Cyberbedrohungen sind für uns heute kein abstrakter Begriff mehr. Wir sprechen zum Beispiel über Straftaten wie "Phishing" oder "Angriffe mit Trojanern". Ganze Strategien sind inzwischen bekannt geworden. Beispiele sind "Distributed Denial of Service"-Attacken, die eine mutwillige Überlastung durch Serveranfragen herbeiführen; "Man-in-the-Middle"-Angriffe, bei denen die Kommunikation insgeheim aufgezeichnet oder sogar manipuliert wird, und "Ransomware", die den Zugang zu Daten blockiert, um ein Lösegeld zu fordern. Einer 2015 durchgeführten weltweiten Studie zufolge sind 61 % der Vorstandsvorsitzenden der Ansicht, dass Cyberrisiken eine zentrale Bedrohung für sie darstellen.[1]
Es dürfte Sie nicht überraschen, meine Damen und Herren, dass mein Bericht an Sie hier nicht endet.
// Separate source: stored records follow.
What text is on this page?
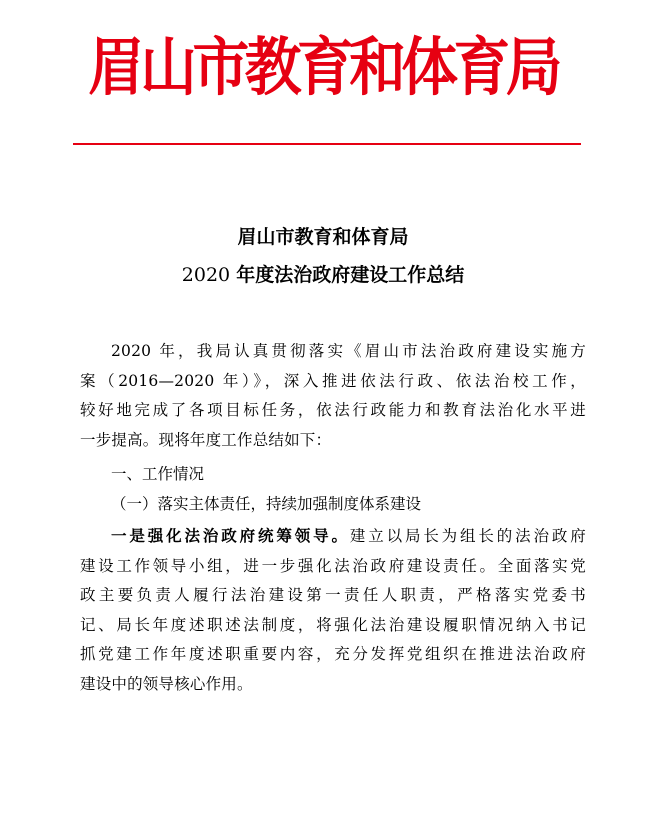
眉山市教育和体育局
眉山市教育和体育局
2020 年度法治政府建设工作总结
2020 年，我局认真贯彻落实《眉山市法治政府建设实施方
案（2016—2020 年）》，深入推进依法行政、依法治校工作，
较好地完成了各项目标任务，依法行政能力和教育法治化水平进
一步提高。现将年度工作总结如下：
一、工作情况
（一）落实主体责任，持续加强制度体系建设
一是强化法治政府统筹领导。建立以局长为组长的法治政府
建设工作领导小组，进一步强化法治政府建设责任。全面落实党
政主要负责人履行法治建设第一责任人职责，严格落实党委书
记、局长年度述职述法制度，将强化法治建设履职情况纳入书记
抓党建工作年度述职重要内容，充分发挥党组织在推进法治政府
建设中的领导核心作用。
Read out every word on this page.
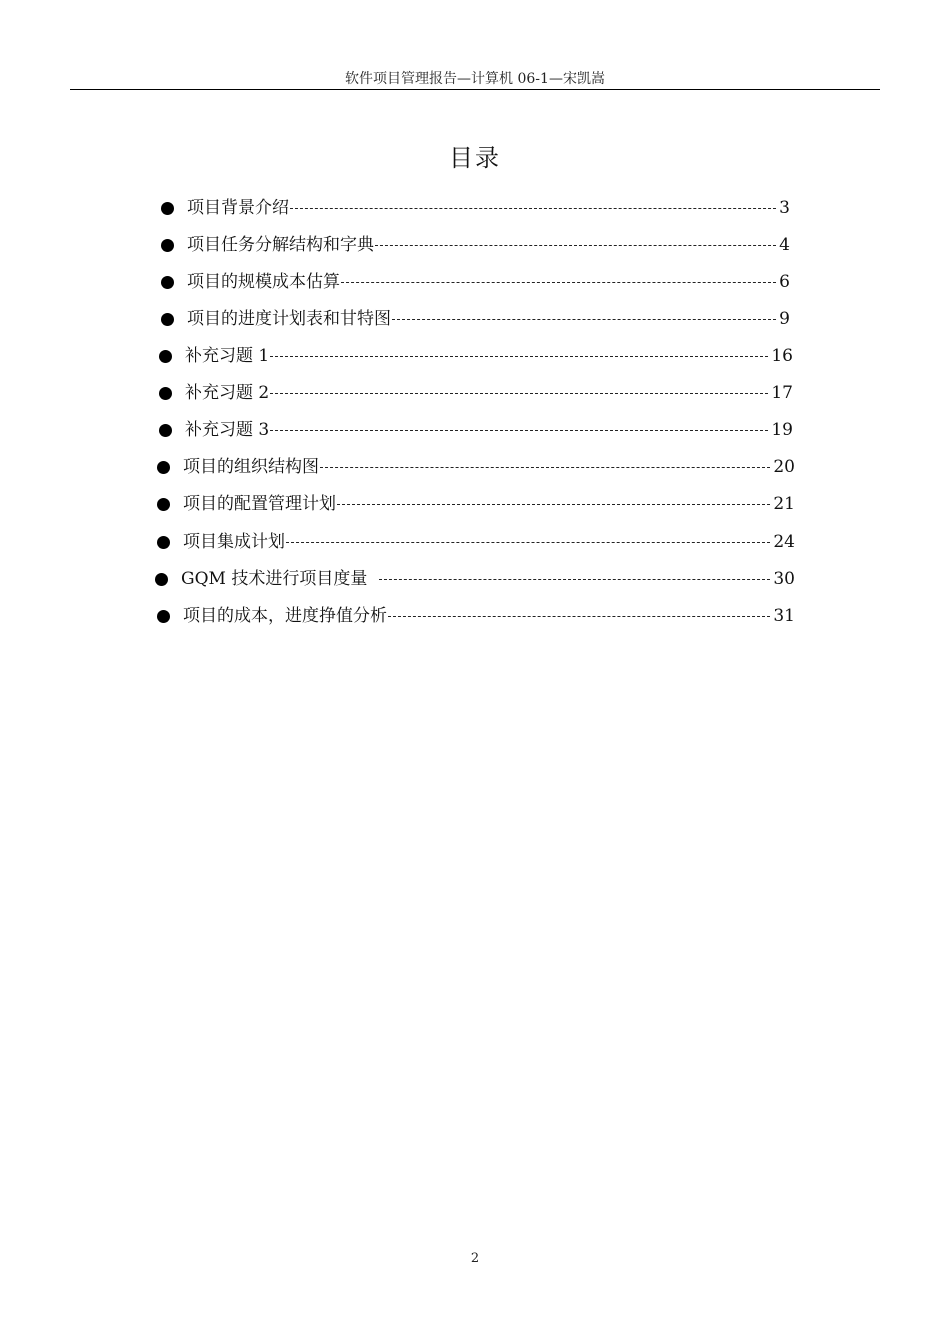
软件项目管理报告—计算机 06-1—宋凯嵩
目录
项目背景介绍	3
项目任务分解结构和字典	4
项目的规模成本估算	6
项目的进度计划表和甘特图	9
补充习题 1	16
补充习题 2	17
补充习题 3	19
项目的组织结构图	20
项目的配置管理计划	21
项目集成计划	24
GQM 技术进行项目度量	30
项目的成本，进度挣值分析	31
2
Bewusstheit impliziert nicht zwangsläufig ein angemessenes Verständnis, und selbst wenn das so wäre, werden die logischen Schritte nicht automatisch gegangen. Sicherlich gibt es heutzutage in vielen Unternehmen eine Abteilung und einen Budgetposten für Cybersicherheit. Ich stimme allerdings mit den Ergebnissen vieler Studien und Statistiken überein, denen zufolge eine wirklich breite Widerstandsfähigkeit gegen Cyberrisiken noch immer ein Mythos ist. In meinem heutigen kurzen Vortrag möchte ich mir erlauben, aus meiner Erfahrung als Bankenaufseher und Notenbanker Anregungen zu geben, wie durch die Wahrnehmung der Führungsaufgabe Cybersicherheit ein Wandel herbeigeführt werden kann.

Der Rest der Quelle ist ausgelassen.